In recent days, we have heard very interesting news about nuclear fusion. It is a way of generating energy that is still far from being efficient, although with recent research it seems possible that it will be in the future. Meanwhile, in the area nuclear physics, division this remains the only possible way to obtain energy. It has been known for many more years and has been much more refined since it was discovered by several scientists in the 30s of the last century. One of them was Enrico Fermi, Italian physicist who today is considered the first person to manage to split the nucleus in two. All this, as is often the case in science, by pure chance.
In fact, he himself did not know what he had done, and it took several years for other scientists to confirm this. He is believed to have developed the first nuclear reactor and is known to many as the creator of the atomic bomb. However, the issue of nuclear fission is more complicated, since several physicists have participated in it. Among them are several women.
But what exactly happened? How can you split the core and not be aware of it?
Nuclear fission: when atoms “crack”
Current nuclear reactors They work by nuclear fission. That is, the division of the nucleus of heavy atoms into lighter ones. This is a very energetic process that also releases neutrons from the split nucleus, which collide with other atoms, causing new fission and so on.
the role of Fermi
Until we reached nuclear fission, we had to go a long way, on which many scientists intervened.
The first, Irene Curie and her husband Frédéric Joliot They discovered artificial radioactivity. That is, they managed to make atoms of stable elements decay radioactively by bombarding certain particles under certain conditions.
The discovery was a milestone, as it could have many uses. For this reason, many other scientists continued to work on it. One of them was Fermi himself, who wanted to try to do the same, but using neutrons. french couple used alpha particleswhich is the problem of being deflected by positive charge nuclear protons. This is addressed by a larger energy contribution with particle accelerators. For this reason, Fermi, who was not in the laboratory particle acceleratorthought that the solution might lie in neutrons. These are uncharged particles, so they won’t drift and they won’t need as much energy.
He decided to do this with a radon-beryllium neutron source. first bombed platinum, unsuccessfully. However, he later moved on to aluminum and other elements, which eventually decayed as if they were radioactive. Overall, it caused radioactivity in 22 different elements, was an important milestone in the recent history of nuclear physics. In the case of uranium, he discovered the release of atoms lighter than the original, which, in his opinion, must be new elements, which he called hesperium and ausonium. This hypothesis has been challenged by chemistry Ida Noddack, who indicated that, in some experiments, lighter atoms could be made by bombarding new neutrons released in the process. However, his hypothesis was not taken seriously, since at that time it was not believed that nuclear fission was possible.

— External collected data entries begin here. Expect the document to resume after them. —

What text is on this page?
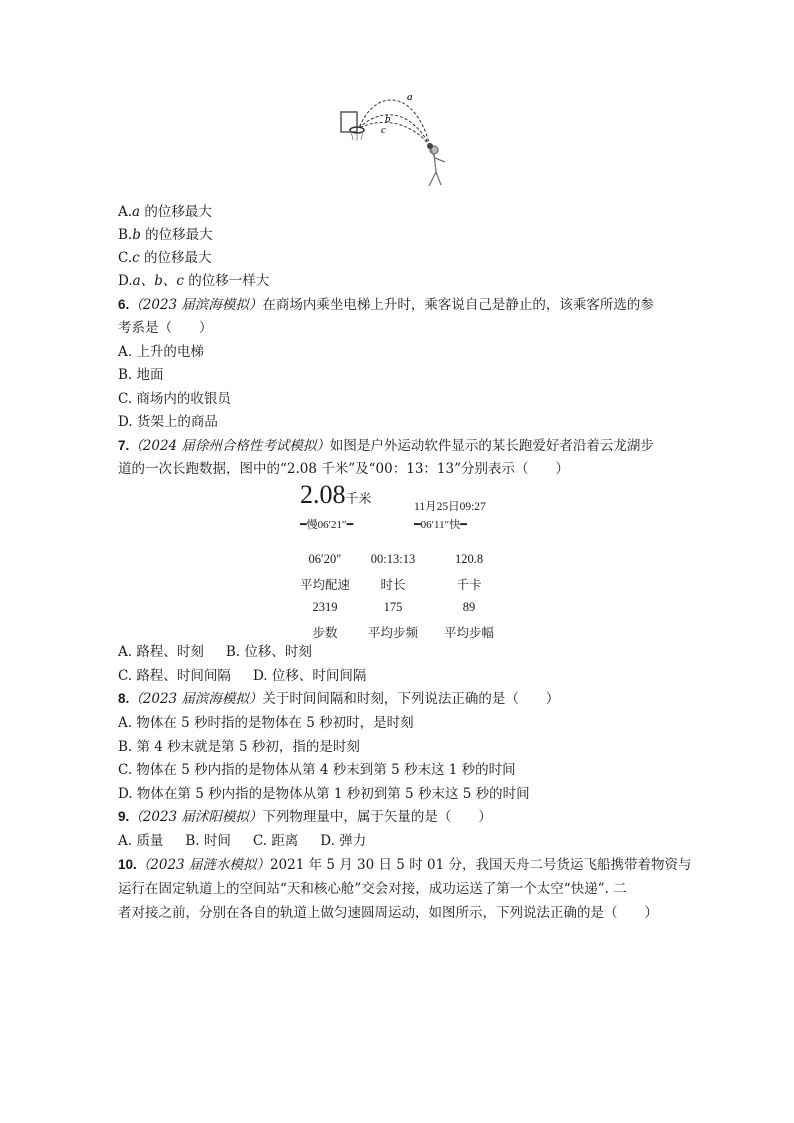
a
b
c
A.a 的位移最大
B.b 的位移最大
C.c 的位移最大
D.a、b、c 的位移一样大
6.（2023 届滨海模拟）在商场内乘坐电梯上升时，乘客说自己是静止的，该乘客所选的参
考系是（　　）
A. 上升的电梯
B. 地面
C. 商场内的收银员
D. 货架上的商品
7.（2024 届徐州合格性考试模拟）如图是户外运动软件显示的某长跑爱好者沿着云龙湖步
道的一次长跑数据，图中的“2.08 千米”及“00：13：13”分别表示（　　）
2.08千米
━慢06′21″━
11月25日09:27
━06′11″快━
06′20″	00:13:13	120.8
平均配速	时长	千卡
2319	175	89
步数	平均步频	平均步幅
A. 路程、时刻 B. 位移、时刻
C. 路程、时间间隔 D. 位移、时间间隔
8.（2023 届滨海模拟）关于时间间隔和时刻，下列说法正确的是（　　）
A. 物体在 5 秒时指的是物体在 5 秒初时，是时刻
B. 第 4 秒末就是第 5 秒初，指的是时刻
C. 物体在 5 秒内指的是物体从第 4 秒末到第 5 秒末这 1 秒的时间
D. 物体在第 5 秒内指的是物体从第 1 秒初到第 5 秒末这 5 秒的时间
9.（2023 届沭阳模拟）下列物理量中，属于矢量的是（　　）
A. 质量 B. 时间 C. 距离 D. 弹力
10.（2023 届涟水模拟）2021 年 5 月 30 日 5 时 01 分，我国天舟二号货运飞船携带着物资与
运行在固定轨道上的空间站“天和核心舱”交会对接，成功运送了第一个太空“快递”. 二
者对接之前，分别在各自的轨道上做匀速圆周运动，如图所示，下列说法正确的是（　　）
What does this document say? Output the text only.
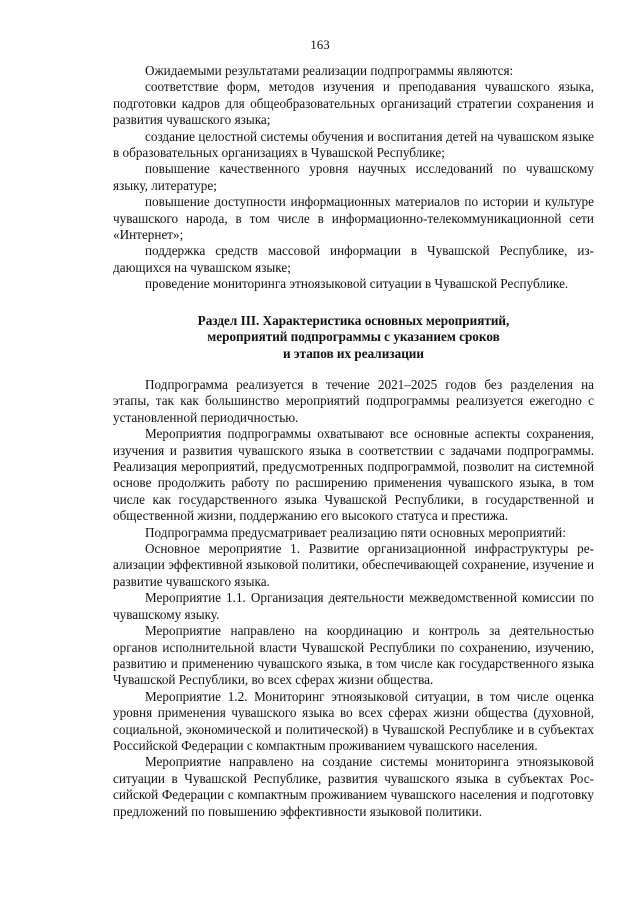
163

Ожидаемыми результатами реализации подпрограммы являются:

соответствие форм, методов изучения и преподавания чувашского языка, подготовки кадров для общеобразовательных организаций стратегии сохранения и развития чувашского языка;

создание целостной системы обучения и воспитания детей на чувашском языке в образовательных организациях в Чувашской Республике;

повышение качественного уровня научных исследований по чувашскому языку, литературе;

повышение доступности информационных материалов по истории и культуре чувашского народа, в том числе в информационно-телекоммуникационной сети «Интернет»;

поддержка средств массовой информации в Чувашской Республике, издающихся на чувашском языке;

проведение мониторинга этноязыковой ситуации в Чувашской Республике.

Раздел III. Характеристика основных мероприятий,
мероприятий подпрограммы с указанием сроков
и этапов их реализации

Подпрограмма реализуется в течение 2021–2025 годов без разделения на этапы, так как большинство мероприятий подпрограммы реализуется ежегодно с установленной периодичностью.

Мероприятия подпрограммы охватывают все основные аспекты сохранения, изучения и развития чувашского языка в соответствии с задачами подпрограммы. Реализация мероприятий, предусмотренных подпрограммой, позволит на системной основе продолжить работу по расширению применения чувашского языка, в том числе как государственного языка Чувашской Республики, в государственной и общественной жизни, поддержанию его высокого статуса и престижа.

Подпрограмма предусматривает реализацию пяти основных мероприятий:

Основное мероприятие 1. Развитие организационной инфраструктуры реализации эффективной языковой политики, обеспечивающей сохранение, изучение и развитие чувашского языка.

Мероприятие 1.1. Организация деятельности межведомственной комиссии по чувашскому языку.

Мероприятие направлено на координацию и контроль за деятельностью органов исполнительной власти Чувашской Республики по сохранению, изучению, развитию и применению чувашского языка, в том числе как государственного языка Чувашской Республики, во всех сферах жизни общества.

Мероприятие 1.2. Мониторинг этноязыковой ситуации, в том числе оценка уровня применения чувашского языка во всех сферах жизни общества (духовной, социальной, экономической и политической) в Чувашской Республике и в субъектах Российской Федерации с компактным проживанием чувашского населения.

Мероприятие направлено на создание системы мониторинга этноязыковой ситуации в Чувашской Республике, развития чувашского языка в субъектах Российской Федерации с компактным проживанием чувашского населения и подготовку предложений по повышению эффективности языковой политики.
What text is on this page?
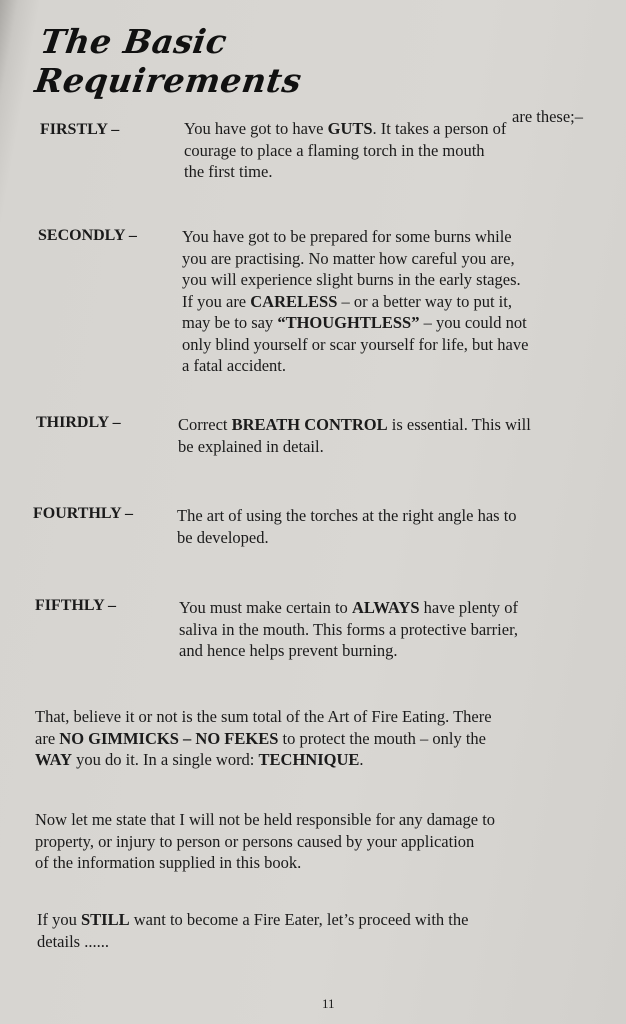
The Basic Requirements
are these;–
FIRSTLY –	You have got to have GUTS. It takes a person of
courage to place a flaming torch in the mouth
the first time.
SECONDLY –	You have got to be prepared for some burns while
you are practising. No matter how careful you are,
you will experience slight burns in the early stages.
If you are CARELESS – or a better way to put it,
may be to say “THOUGHTLESS” – you could not
only blind yourself or scar yourself for life, but have
a fatal accident.
THIRDLY –	Correct BREATH CONTROL is essential. This will
be explained in detail.
FOURTHLY –	The art of using the torches at the right angle has to
be developed.
FIFTHLY –	You must make certain to ALWAYS have plenty of
saliva in the mouth. This forms a protective barrier,
and hence helps prevent burning.
That, believe it or not is the sum total of the Art of Fire Eating. There
are NO GIMMICKS – NO FEKES to protect the mouth – only the
WAY you do it. In a single word: TECHNIQUE.
Now let me state that I will not be held responsible for any damage to
property, or injury to person or persons caused by your application
of the information supplied in this book.
If you STILL want to become a Fire Eater, let’s proceed with the
details ......
11
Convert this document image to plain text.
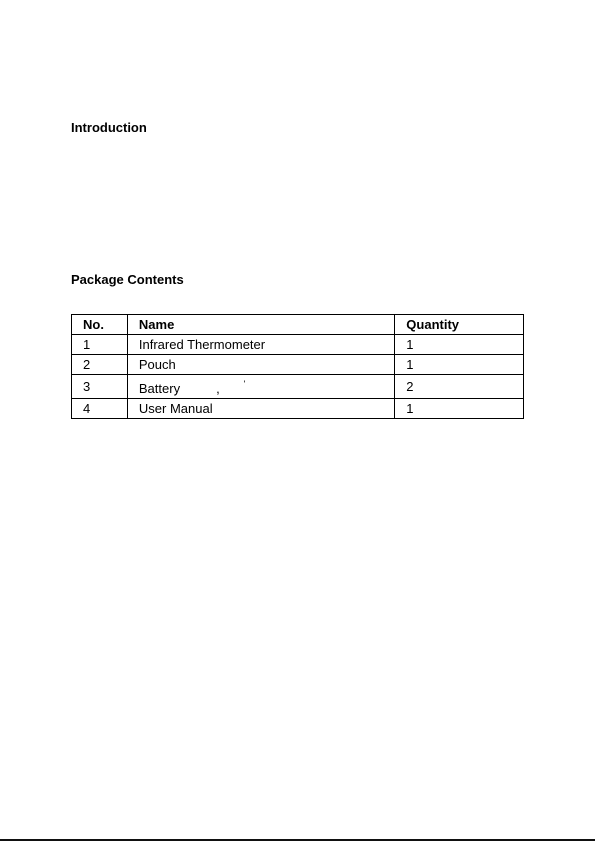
Introduction
Package Contents
No.	Name	Quantity
1	Infrared Thermometer	1
2	Pouch	1
3	Battery , '	2
4	User Manual	1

So, in 1938 Fermi received the Nobel Prize for “his demonstration of the existence of new radioactive elements produced by irradiation with neutrons, and for his related discovery of nuclear reactions caused by slow neutrons.” Nothing else.
Nuclear fission that went unnoticed
In 1939 the physicist Lise Meitner and her nephew Otto Frischreproduced Fermi’s experiments and confirmed that when bombarding uranium with neutrons, new lighter atoms, with the same atomic weight. These were not new elements, but the splitting of the uranium atom. Thus, it was demonstrated that nuclear fission was indeed possible and that, in fact, Fermi had already achieved it many years ago without even realizing it.
It was one of those discoveries that came by accident and can sometimes go unnoticed. To this day, many scientists consider this oversight a good one. At least the discovery that led to the creation of the atomic bomb was 5 years too late. If I were more advanced maybe The Second World War it would be even bloodier than it was. And these are big words.